In the example below, whenever I cd into a different folder, another terminal window lists the files inside it.

File tree demo

Table of contents

Installation

The recommended way to install abra is by running:

cargo install kadabra

You can also run:

brew install denisidoro/tools/abra

If these package managers aren't available, you can download a pre-compiled binary here and extract it to your $PATH.

Basic concepts

  • abra is built over Unix sockets
  • it can publish and subscribe to channels, manipulating text as necessary
  • no terminal multiplexers are necessary

Common use cases

Some abra calls are quite verbose, so the use of aliases is recommended.

File tree sidebar

Since this is a very common use case, abra provides a hook for you.

If you call the following...

eval "$(abra hook bash)" # If you use bash, add this to ~/.bashrc
eval "$(abra hook zsh)" # If you use zsh, add this to ~/.zshrc

Then you can open a new terminal window and call abra rx --channel pwd --cmd 'ls {}'.

Whenever you cd into a directory, the sidebar will reflect the changes.

Split stdout and stderr into different windows

Let's say that you want to run some tests but errors should appear in a different window.

You can use anonymous pipes with abra for that purpose:

Split demo

The commands are:

abra rx --channel test_out # window 1
abra rx --channel test_err # window 2
cargo test > >(abra tx --channel test_out) 2> >(abra tx --channel test_err) # window 3

Filter some output lines

Let's say you want to see the contents of a file in a window but show only the lines that contain "foo" in another window:

abra rx --channel filter --cmd 'echo "{}" | grep foo' # window 1
cat myfile.txt |& tee >(abra tx --channel filter) # window 2

Forcing colorized output

Some CLIs will detect that they are being piped and will hide color information by default.

To circumvent this, each CLI may offer different parameters: --color=always and export COLORTERM=truecolor are some examples.

In some cases, you need to trick an application into thinking its stdout is a terminal, not a pipe. For these cases you can call abra faketty --cmd '<your command>'.

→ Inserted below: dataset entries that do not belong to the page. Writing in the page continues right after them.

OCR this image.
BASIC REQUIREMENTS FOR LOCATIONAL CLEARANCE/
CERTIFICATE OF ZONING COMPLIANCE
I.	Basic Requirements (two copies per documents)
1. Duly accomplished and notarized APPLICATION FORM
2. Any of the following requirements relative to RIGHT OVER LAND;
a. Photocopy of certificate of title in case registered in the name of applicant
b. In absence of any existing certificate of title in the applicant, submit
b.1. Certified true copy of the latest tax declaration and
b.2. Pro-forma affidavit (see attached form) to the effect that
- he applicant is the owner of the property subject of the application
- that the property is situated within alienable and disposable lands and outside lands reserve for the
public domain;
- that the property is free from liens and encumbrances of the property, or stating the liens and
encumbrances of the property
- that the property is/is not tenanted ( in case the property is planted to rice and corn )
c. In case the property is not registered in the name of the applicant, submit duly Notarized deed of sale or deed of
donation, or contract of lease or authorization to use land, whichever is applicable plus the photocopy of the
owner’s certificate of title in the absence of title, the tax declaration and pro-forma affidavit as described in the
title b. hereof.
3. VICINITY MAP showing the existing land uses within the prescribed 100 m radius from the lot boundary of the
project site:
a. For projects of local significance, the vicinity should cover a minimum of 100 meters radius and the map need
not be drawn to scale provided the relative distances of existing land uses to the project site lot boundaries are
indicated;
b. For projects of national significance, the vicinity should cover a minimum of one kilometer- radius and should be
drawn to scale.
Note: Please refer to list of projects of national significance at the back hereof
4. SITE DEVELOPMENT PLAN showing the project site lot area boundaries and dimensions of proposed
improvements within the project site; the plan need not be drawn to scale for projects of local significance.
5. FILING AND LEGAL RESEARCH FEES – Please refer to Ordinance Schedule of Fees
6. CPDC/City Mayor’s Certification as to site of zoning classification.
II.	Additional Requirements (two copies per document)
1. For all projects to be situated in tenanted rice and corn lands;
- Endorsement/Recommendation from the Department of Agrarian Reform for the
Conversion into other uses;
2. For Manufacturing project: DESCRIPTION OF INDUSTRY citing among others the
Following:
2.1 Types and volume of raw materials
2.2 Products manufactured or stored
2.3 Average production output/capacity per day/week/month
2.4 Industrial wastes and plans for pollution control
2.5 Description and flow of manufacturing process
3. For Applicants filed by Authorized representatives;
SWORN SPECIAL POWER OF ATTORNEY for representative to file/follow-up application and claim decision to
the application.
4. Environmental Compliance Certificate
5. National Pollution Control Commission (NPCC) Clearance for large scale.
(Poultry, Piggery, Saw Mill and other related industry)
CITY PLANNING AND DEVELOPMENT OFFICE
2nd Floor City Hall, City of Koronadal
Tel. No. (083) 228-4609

Advantages over named pipes

In theory, you could run the following to achieve similar results:

mkfifo tmp
tail -f tmp
echo foo > tmp # in another window

That said:

  • with abra you don't need to worry about creating/removing named pipes
  • echo foo > tmp is blocking in case tmp isn't open for reading
    • abra tx will terminate immediately if there's no abra rx process
  • you can have many abra rx windows reacting to the same abra tx call
  • abra is cross-platform
    • to correctly create temporary named pipes you need to write platform-specific code

Similar tools

Etymology

Abra is a Pokémon who is able to teleport.